The Australian Sustainable Aviation Fuel Partnership was signed by Qantas Group CEO Alan Joyce and Airbus CEO Guillaume Faury in Doha yesterday, ahead of the IATA AGM. The landmark agreement will see the Qantas Group and Airbus invest up to US$200 million to accelerate the establishment of a sustainable aviation fuel (SAF) industry in Australia.
Due to the lack of a local commercial-scale SAF industry, Australia is currently exporting millions of tonnes of feedstock every year, such as canola and animal tallow to be made into SAF in other countries.
The Qantas Group, which has committed to using 10 per cent SAF in its overall fuel mix by 2030, is sourcing SAF overseas. This includes 15 per cent of its fuel use out of London currently and 20 million litres each year for flights from Los Angeles and San Francisco to Australia from 2025.
Sustainable fuels cut greenhouse gas emissions by around 80 per cent compared to traditional kerosene and are the most significant tool airlines currently have to reduce their impact on the environment – particularly given they can be used in today’s engines with no modifications.
The Qantas and Airbus partnership will invest in locally developed and produced SAF and feedstock initiatives. Projects will have to be commercially viable and meet a strict set of criteria around environmental sustainability.
The partnership is initially for five years with options to extend the duration. Qantas’ financial contribution to the Australian Sustainable Aviation Fuel Partnership includes AU$50 million previously committed to research and development of SAF in Australia.
Qantas has started a process of talking to its major corporate customers about their interest in accessing SAF offsets for their organisation’s flying. This input is shaping the design of a program that could also be extended to individuals in an expansion of the existing offsetting program Qantas already has in place. This new program is expected to launch later this calendar year.
The Qantas Group’s commitment to sustainability:
- In 2019, Qantas was the second airline in the world to commit to net zero emissions by 2050.
- The Qantas Group Climate Action Plan, released in March 2022, commits the airline group to an interim target of 25 per cent emissions reduction and 10 per cent SAF use in the fuel mix by 2030 and 60 per cent SAF use by 2050.
- As part of its fleet replacement program announced in May, the Qantas Group confirmed purchase rights to 94 A321XLR and A220 aircraft, which will reduce emissions by at least 15 per cent if running on traditional fossil fuels.
- The Qantas Group’s landmark Project Sunrise program, which will use A350s to travel non-stop initially between Sydney and London and Sydney and New York, will be carbon neutral from day one.
- Qantas’ Fly Carbon Neutral program is one of the largest airline offsetting program in the world, with a focus on high integrity projects in Australia and overseas.
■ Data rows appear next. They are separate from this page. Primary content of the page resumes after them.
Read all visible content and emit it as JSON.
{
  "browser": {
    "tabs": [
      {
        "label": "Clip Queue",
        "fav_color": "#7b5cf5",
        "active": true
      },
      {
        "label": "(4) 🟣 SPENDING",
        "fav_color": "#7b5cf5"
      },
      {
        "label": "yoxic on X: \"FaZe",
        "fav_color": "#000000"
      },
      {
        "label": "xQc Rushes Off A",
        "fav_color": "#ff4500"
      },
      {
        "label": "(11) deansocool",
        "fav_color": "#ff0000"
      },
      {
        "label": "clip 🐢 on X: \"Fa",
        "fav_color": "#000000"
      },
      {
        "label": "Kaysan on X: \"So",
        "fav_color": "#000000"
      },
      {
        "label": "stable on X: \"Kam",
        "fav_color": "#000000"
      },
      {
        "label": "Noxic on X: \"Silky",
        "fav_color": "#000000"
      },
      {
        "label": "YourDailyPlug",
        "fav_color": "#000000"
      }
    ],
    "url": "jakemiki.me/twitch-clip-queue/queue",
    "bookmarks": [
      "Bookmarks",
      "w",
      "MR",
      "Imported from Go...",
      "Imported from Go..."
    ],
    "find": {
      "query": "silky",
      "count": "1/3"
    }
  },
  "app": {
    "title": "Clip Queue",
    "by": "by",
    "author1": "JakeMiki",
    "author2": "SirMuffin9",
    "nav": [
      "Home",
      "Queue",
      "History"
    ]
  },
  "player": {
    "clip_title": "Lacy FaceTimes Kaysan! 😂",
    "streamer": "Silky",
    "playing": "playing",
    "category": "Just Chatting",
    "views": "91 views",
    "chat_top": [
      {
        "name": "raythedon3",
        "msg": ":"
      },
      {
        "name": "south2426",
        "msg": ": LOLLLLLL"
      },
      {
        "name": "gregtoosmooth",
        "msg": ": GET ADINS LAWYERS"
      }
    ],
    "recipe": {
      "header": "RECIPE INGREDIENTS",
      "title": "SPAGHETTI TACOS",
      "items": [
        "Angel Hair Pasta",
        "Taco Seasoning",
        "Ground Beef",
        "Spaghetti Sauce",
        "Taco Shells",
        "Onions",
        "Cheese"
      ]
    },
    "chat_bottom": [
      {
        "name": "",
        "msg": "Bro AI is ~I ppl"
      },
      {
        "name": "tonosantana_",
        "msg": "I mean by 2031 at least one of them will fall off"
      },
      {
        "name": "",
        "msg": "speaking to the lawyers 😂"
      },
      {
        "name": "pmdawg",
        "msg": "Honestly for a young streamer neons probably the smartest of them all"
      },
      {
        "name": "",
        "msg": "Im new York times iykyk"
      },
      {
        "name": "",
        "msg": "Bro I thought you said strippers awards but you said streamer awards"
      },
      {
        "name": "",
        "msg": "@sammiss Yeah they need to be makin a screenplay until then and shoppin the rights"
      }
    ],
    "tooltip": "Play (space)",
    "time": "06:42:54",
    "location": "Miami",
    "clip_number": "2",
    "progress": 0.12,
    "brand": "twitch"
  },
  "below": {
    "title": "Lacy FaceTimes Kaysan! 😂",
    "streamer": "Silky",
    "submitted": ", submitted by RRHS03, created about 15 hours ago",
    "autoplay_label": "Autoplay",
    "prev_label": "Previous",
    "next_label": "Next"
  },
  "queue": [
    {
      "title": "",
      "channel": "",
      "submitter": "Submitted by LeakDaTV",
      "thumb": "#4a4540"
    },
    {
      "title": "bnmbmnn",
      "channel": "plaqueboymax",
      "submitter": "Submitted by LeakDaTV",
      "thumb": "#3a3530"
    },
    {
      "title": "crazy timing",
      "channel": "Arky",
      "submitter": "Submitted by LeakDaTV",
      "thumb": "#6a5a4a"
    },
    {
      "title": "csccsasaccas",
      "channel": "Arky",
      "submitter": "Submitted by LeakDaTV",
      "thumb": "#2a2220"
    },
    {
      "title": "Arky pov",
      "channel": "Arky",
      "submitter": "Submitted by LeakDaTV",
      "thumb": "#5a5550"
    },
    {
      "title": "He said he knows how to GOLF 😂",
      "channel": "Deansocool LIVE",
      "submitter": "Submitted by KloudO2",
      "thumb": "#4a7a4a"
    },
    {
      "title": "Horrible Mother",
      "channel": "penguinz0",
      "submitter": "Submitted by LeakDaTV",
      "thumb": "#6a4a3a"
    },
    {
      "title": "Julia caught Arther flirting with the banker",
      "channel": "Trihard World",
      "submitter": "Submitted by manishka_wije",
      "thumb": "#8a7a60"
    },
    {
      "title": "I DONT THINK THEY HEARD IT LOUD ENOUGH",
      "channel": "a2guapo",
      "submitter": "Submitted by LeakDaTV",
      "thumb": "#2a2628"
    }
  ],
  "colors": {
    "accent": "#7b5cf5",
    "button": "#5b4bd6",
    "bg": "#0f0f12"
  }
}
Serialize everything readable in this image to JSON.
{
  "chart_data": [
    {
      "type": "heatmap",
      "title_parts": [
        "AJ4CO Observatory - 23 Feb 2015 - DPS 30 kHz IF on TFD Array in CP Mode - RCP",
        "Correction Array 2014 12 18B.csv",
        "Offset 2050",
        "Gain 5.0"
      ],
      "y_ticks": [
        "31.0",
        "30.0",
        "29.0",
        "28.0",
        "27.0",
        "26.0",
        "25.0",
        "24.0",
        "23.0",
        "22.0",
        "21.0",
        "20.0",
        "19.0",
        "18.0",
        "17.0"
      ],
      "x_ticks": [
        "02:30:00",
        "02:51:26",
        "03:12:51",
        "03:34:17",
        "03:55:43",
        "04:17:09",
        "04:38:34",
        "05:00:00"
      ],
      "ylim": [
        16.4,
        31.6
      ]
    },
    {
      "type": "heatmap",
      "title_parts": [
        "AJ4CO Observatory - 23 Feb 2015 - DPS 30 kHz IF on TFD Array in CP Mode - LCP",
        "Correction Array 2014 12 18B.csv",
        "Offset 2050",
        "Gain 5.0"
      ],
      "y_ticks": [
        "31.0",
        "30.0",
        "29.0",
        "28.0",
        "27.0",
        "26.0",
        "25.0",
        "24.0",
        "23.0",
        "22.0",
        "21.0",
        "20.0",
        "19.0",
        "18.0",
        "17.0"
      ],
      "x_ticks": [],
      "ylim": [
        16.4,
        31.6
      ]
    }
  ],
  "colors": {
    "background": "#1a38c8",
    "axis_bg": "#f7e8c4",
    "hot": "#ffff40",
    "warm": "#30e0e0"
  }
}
More than 10 per cent of passengers elected to “tick the box” to offset flights. Offsetting is a key tool in Qantas’ decarbonisation efforts, particularly while alternative aircraft fuel technology is still many years away.
- The Qantas Green Tier, launched earlier this year, allows the airline’s 14 million Frequent Flyers to access rewards for being more sustainable when they travel and at home.
Airbus climate action plan:
- Key pillars of the manufacturer’s climate action plan focus on fleet replacement with new fuel-efficient aircraft, the increased use of sustainable aviation fuels, optimised air traffic management and ultimately the delivery of zero-emission aircraft by 2035.
- The Airbus aircraft selected by Qantas already deliver a reduction in fuel consumption of between up to 25 per cent compared with previous generation aircraft.
- All current Airbus commercial aircraft are already certified to fly with up to 50 per cent SAF.
- Since 2008, Airbus has acted as an important catalyst in the certification process, demonstration flights, partnerships, and policy advocacy of SAF.
- In 2021 the manufacturer performed its first test flight using 100 per cent SAF.
- Airbus targets approval for the 100 per cent use of SAF on all its current commercial aircraft by 2030.
- Airbus is also investing in the development of zero emission aircraft that will be powered by hydrogen with first delivery targeted in 2035.
- Other studies include the potential use of synthetic fuels that will combine carbon feedstocks with renewable hydrogen.
- Airbus is fully committed to playing a leading role in the decarbonisation of the aviation sector and industry goals to achieve carbon-neutrality by 2050.